The present invention relates to data center infrastructure, and more particularly, this invention relates to seamlessly communicating between divergent overlay network protocols to unify separate overlay domains.
Network virtualization is an emerging data center and cloud computing trend which aims to virtualize a network as seen by end stations in a way that greatly simplifies network provisioning in multi-tenant environments, as well as traditional environments. One of the more common techniques of achieving network virtualization is to use network overlays, where tunnels are established between servers, edge network switches, and gateways to which end stations connect. The tunnel is actually implemented by encapsulating packets transmitted by a source end station into an overlay header that transports the packet from the source switch to a target switch in user datagram protocol (UDP) transport via an internet protocol (IP)-based network. The overlay header includes an identifier (ID) that uniquely identifies the virtual network. The target switch (tunnel end point) strips off the overlay header encapsulation, UDP transport header, and IP header, and delivers the original packet to the destination end station via conventional network connections. In addition to this tunneling mechanism, the edge switches participate in an address discovery protocol, which may be learning/flooding based, or lookup-based.
An overlay network makes use of a particular overlay protocols, such as Virtual eXtensible Local Area Network (VXLAN), Locator/ID Separation Protocol (LISP), Network Virtualization using Generic Routing Encapsulation (NVGRE), Overlay Transport Virtualization (OTV), Virtual Private LAN Service (VPLS), etc., in order to connect geographically separated Layer-2 (L2) networks using tunnels. These are L2 over Layer-3 (L3) tunnels. L2 packets originated by a virtual machine (VM) in the overlay network and destined to another VM or group of VMs in the same overlay network in another physical location are carried over L3 tunnels.

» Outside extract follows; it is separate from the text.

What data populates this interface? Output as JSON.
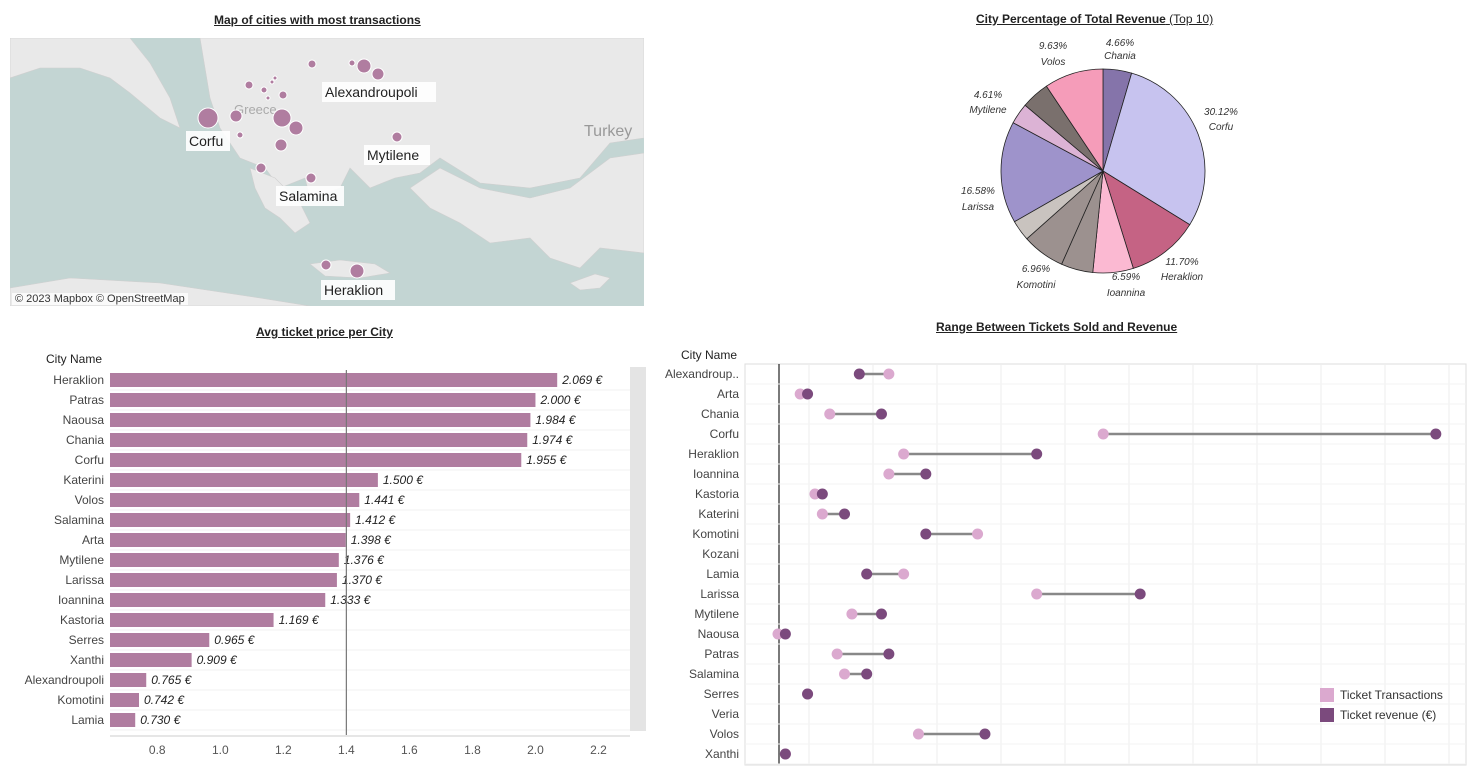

However, the various divergent overlay protocols have different requirements for implementation, management, and use of the tunnels provided by the overlay protocols. Support must be provided for each overlay protocol's specific requirements, such as different virtualization platforms specific to each overlay protocol, packet-encapsulating protocols specific to each overlay protocol, etc. In addition, each virtualization platform, e.g., VMware's Hypervisor, Microsoft's Hyper-V, KVM, etc., requires separate implementation for each type of overlay network.

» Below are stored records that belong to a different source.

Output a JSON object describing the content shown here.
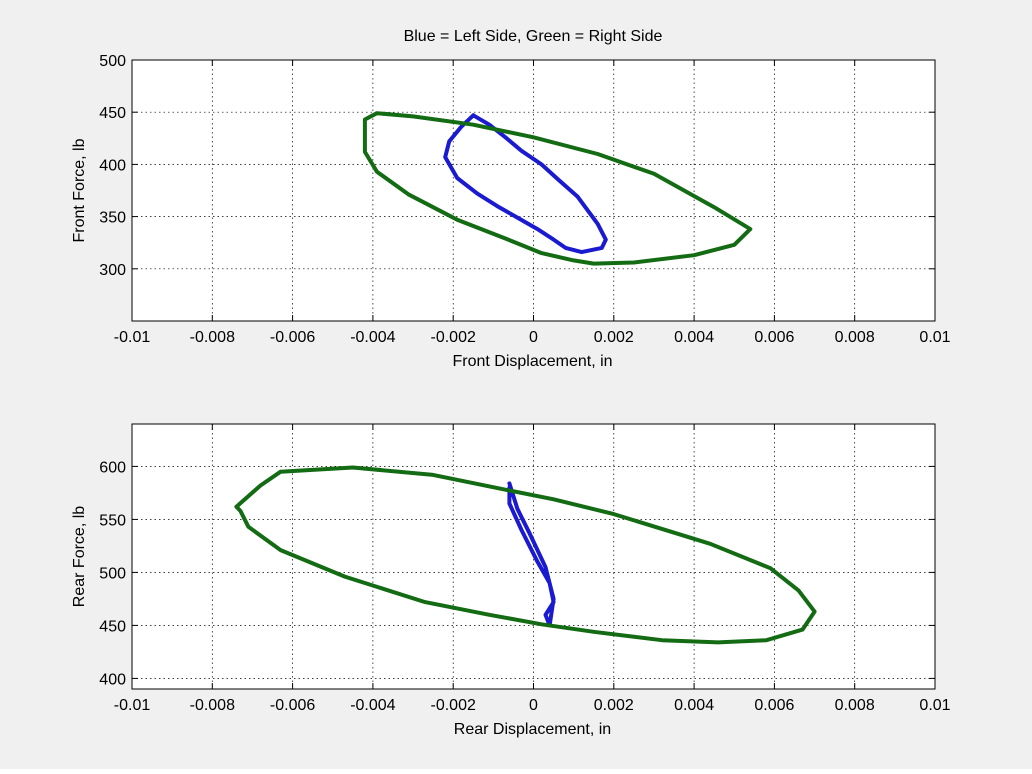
{
  "figure_title": "Blue = Left Side, Green = Right Side",
  "colors": {
    "left_series": "#1a1ad0",
    "right_series": "#136b13",
    "axes_bg": "#ffffff",
    "figure_bg": "#f0f0f0"
  },
  "chart_data": [
    {
      "type": "line",
      "title": "Blue = Left Side, Green = Right Side",
      "xlabel": "Front Displacement, in",
      "ylabel": "Front Force, lb",
      "xlim": [
        -0.01,
        0.01
      ],
      "ylim": [
        250,
        500
      ],
      "xticks": [
        "-0.01",
        "-0.008",
        "-0.006",
        "-0.004",
        "-0.002",
        "0",
        "0.002",
        "0.004",
        "0.006",
        "0.008",
        "0.01"
      ],
      "yticks": [
        "300",
        "350",
        "400",
        "450",
        "500"
      ],
      "xtick_values": [
        -0.01,
        -0.008,
        -0.006,
        -0.004,
        -0.002,
        0,
        0.002,
        0.004,
        0.006,
        0.008,
        0.01
      ],
      "ytick_values": [
        300,
        350,
        400,
        450,
        500
      ],
      "grid": true,
      "series": [
        {
          "color": "blue",
          "x": [
            -0.0015,
            -0.0011,
            -0.0007,
            -0.0003,
            0.0002,
            0.0006,
            0.0011,
            0.0016,
            0.0018,
            0.0017,
            0.0012,
            0.0008,
            0.0005,
            0.0001,
            -0.0004,
            -0.0009,
            -0.0014,
            -0.0019,
            -0.0022,
            -0.0021,
            -0.0018,
            -0.0015
          ],
          "y": [
            447,
            438,
            426,
            413,
            400,
            386,
            369,
            343,
            328,
            320,
            316,
            320,
            328,
            338,
            349,
            360,
            372,
            387,
            407,
            422,
            436,
            447
          ]
        },
        {
          "color": "green",
          "x": [
            -0.0039,
            -0.003,
            -0.0015,
            0.0,
            0.0016,
            0.003,
            0.0045,
            0.0054,
            0.005,
            0.004,
            0.0025,
            0.0015,
            0.001,
            0.0002,
            -0.0007,
            -0.0019,
            -0.0031,
            -0.0039,
            -0.0042,
            -0.0042,
            -0.0042,
            -0.0039
          ],
          "y": [
            449,
            446,
            438,
            426,
            410,
            391,
            359,
            338,
            323,
            313,
            306,
            305,
            308,
            315,
            329,
            347,
            371,
            393,
            412,
            428,
            443,
            449
          ]
        }
      ]
    },
    {
      "type": "line",
      "title": "",
      "xlabel": "Rear Displacement, in",
      "ylabel": "Rear Force, lb",
      "xlim": [
        -0.01,
        0.01
      ],
      "ylim": [
        390,
        640
      ],
      "xticks": [
        "-0.01",
        "-0.008",
        "-0.006",
        "-0.004",
        "-0.002",
        "0",
        "0.002",
        "0.004",
        "0.006",
        "0.008",
        "0.01"
      ],
      "yticks": [
        "400",
        "450",
        "500",
        "550",
        "600"
      ],
      "xtick_values": [
        -0.01,
        -0.008,
        -0.006,
        -0.004,
        -0.002,
        0,
        0.002,
        0.004,
        0.006,
        0.008,
        0.01
      ],
      "ytick_values": [
        400,
        450,
        500,
        550,
        600
      ],
      "grid": true,
      "series": [
        {
          "color": "blue",
          "x": [
            -0.0006,
            -0.0004,
            -0.0001,
            0.0003,
            0.0005,
            0.0004,
            0.0003,
            0.0005,
            0.0004,
            0.0001,
            -0.0003,
            -0.0006,
            -0.0006
          ],
          "y": [
            584,
            560,
            537,
            505,
            475,
            450,
            460,
            472,
            490,
            510,
            540,
            565,
            580
          ]
        },
        {
          "color": "green",
          "x": [
            -0.0063,
            -0.0045,
            -0.0025,
            -0.0007,
            0.0005,
            0.002,
            0.0044,
            0.0059,
            0.0066,
            0.007,
            0.0067,
            0.0058,
            0.0046,
            0.0032,
            0.0015,
            0.0002,
            -0.0011,
            -0.0027,
            -0.0047,
            -0.0063,
            -0.0071,
            -0.0073,
            -0.0074,
            -0.0068,
            -0.0063
          ],
          "y": [
            595,
            599,
            592,
            578,
            569,
            555,
            527,
            504,
            483,
            463,
            446,
            436,
            434,
            436,
            444,
            451,
            460,
            472,
            496,
            521,
            543,
            558,
            562,
            582,
            595
          ]
        }
      ]
    }
  ]
}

There simply is no standard for server virtualization for interoperability across different types of overlay protocols. There are multiple network virtualization mechanisms and they do not comply with each other. Each overlay protocol has a different frame format, different tenant identifier concepts and frame size for storage of the tenant identifier, and VMs across different overlay protocols are not capable of communicating with one another.